Now, replace ”Pikachu” above, with the term ”nuclear weapon”, or ”agricultural subsidy”, and the important point remains, that there is an interested community, which decides the definition. Evidently, the effects of these choices, their gravity, is clearly different for ”Pikachu” and ”nuclear weapon”.

To see the second important point, consider this question: What do we get by having a community agree on one definition of Pikachu? If differences of opinion on the definition of Pikachu have no bearing on the actions of those who are concerned with that definition, then there is no reason to ever worry about this. In any other case, it is a question of how much their actions matter, and how divergence in opinion, on the definition, affects their actions. So for nuclear weapons, agreement on the definition is critical, since it influences defence policies, and through them, the lives of many, including most directly those in defense industries, in various countries.

The second important point is that agreement on a definition influences coordination, that is, by influencing individual actions of those who agreed, it influences how they act together, and thus the outcomes of their joint actions.

The third important point is that the definition lives and dies with its community. As that community changes – which simply means as it gets new members, loses others, and as they change their minds – so will the definition. For some terms, especially if they refer to things whose properties can be ascertained through repeatable procedures that yield consistent outcomes, these changes may be mild over long periods of time (e.g., ”electricity”, ”magnetic field”, ”atom”, etc.), while they will be more turbulent for others. (Terms used in relation to controversial issues, for example, offer many examples of changing definitions, driven by crowds. Classical such terms include, e.g., ”socialism”, ”atheism”, ”terrorism”, and so on, with ”Napster” and ”The Pirate Bay” being some of many more recent ones.[4,5].)

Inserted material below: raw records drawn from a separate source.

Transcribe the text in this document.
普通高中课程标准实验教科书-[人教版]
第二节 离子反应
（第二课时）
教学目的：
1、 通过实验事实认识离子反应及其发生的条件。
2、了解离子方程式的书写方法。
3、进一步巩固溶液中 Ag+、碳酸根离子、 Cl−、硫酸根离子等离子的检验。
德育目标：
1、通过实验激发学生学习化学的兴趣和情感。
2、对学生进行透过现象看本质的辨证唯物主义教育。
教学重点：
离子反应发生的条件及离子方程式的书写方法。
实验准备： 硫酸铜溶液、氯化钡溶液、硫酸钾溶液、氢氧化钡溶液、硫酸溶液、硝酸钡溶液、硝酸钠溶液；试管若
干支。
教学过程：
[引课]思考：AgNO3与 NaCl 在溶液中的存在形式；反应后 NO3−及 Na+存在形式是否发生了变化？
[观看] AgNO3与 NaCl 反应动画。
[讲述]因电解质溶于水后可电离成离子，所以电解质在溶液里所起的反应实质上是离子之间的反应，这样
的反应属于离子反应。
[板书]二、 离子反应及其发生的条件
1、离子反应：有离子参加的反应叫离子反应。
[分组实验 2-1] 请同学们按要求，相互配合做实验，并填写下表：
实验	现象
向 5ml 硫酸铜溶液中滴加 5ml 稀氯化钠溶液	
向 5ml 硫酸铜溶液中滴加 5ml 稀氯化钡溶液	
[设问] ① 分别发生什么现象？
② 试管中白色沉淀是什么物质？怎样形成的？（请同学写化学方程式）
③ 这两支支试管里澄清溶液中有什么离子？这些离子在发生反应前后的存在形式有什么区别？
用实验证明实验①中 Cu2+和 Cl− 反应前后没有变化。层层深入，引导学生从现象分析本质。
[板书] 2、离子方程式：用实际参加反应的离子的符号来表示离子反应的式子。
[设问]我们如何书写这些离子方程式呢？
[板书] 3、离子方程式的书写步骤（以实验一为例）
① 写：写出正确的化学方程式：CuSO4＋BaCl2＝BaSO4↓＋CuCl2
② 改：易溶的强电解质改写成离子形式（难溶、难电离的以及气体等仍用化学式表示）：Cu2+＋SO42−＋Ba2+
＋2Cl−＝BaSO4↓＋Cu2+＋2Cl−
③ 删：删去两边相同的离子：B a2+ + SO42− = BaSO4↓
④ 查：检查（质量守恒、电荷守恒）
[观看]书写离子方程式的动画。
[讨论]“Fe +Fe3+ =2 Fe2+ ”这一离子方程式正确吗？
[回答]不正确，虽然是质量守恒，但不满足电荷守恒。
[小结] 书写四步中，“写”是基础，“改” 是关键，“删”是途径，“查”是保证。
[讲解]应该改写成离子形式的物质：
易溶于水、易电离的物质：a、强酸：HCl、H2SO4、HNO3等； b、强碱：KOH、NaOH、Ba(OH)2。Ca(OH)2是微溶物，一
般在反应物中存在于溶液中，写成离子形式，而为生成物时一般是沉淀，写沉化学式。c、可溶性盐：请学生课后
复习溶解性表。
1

The fourth important point concerns what a definition looks like. If you are used to printed dictionaries, then the definition looks like a sentence, or a few paragraphs at most, explaining the meaning of a term. Digital resources, however, especially for topics which draw an active community, look nothing like this. They are assemblies of various, more or less structured data, on the term being defined. This is important, because it takes us away from the simplistic one or two sentence definitions, into recognizing that there may be a lot to say about the term, to explain its intended use. 

Plastic Definitions are made and changed by a community; early in the innovation process, that community numbers only the team tasked with that process, and grows if and as the innovation process becomes successful. At any time, a Plastic Definition will be a reflection of a temporary consensus on how to read a term, and from there – and more importantly – on what to do about it. It should be precise, clear, and accurate, so as to help others be, in turn, precise, clear, and accurate about what they agree or disagree with, and stimulate them to act to make changes. Finally, a Plastic Definition is how the community explains the term. If it satisfies some weak form of eliminability and conservativeness, it does so only to the extent that this does not hinder it being precise, accurate, and clear for those in the community.

References

  1. Pokémon | Definition of Pokémon in English by Oxford Dictionaries. 2019. url: http://en.oxforddictionaries.com/definition/pokemon
  2. Wikipedia – Pikachu. 2019. url: https://en.wikipedia.org/wiki/Pikachu
  3. Bulbapedia – Pikachu. 2019. url: https://bulbapedia.bulbagarden.net/wiki/Pikachu
  4. Wikipedia – List of Controversial Issues. 2019. url: http://en.wikipedia.org/wiki/Wikipedia:List_of_controversial_issues
  5. Taha Yasseri et al. “The Most Controversial Topics in Wikipedia”. In: Global Wikipedia: International and cross-cultural issues in online collaboration 25 (2014).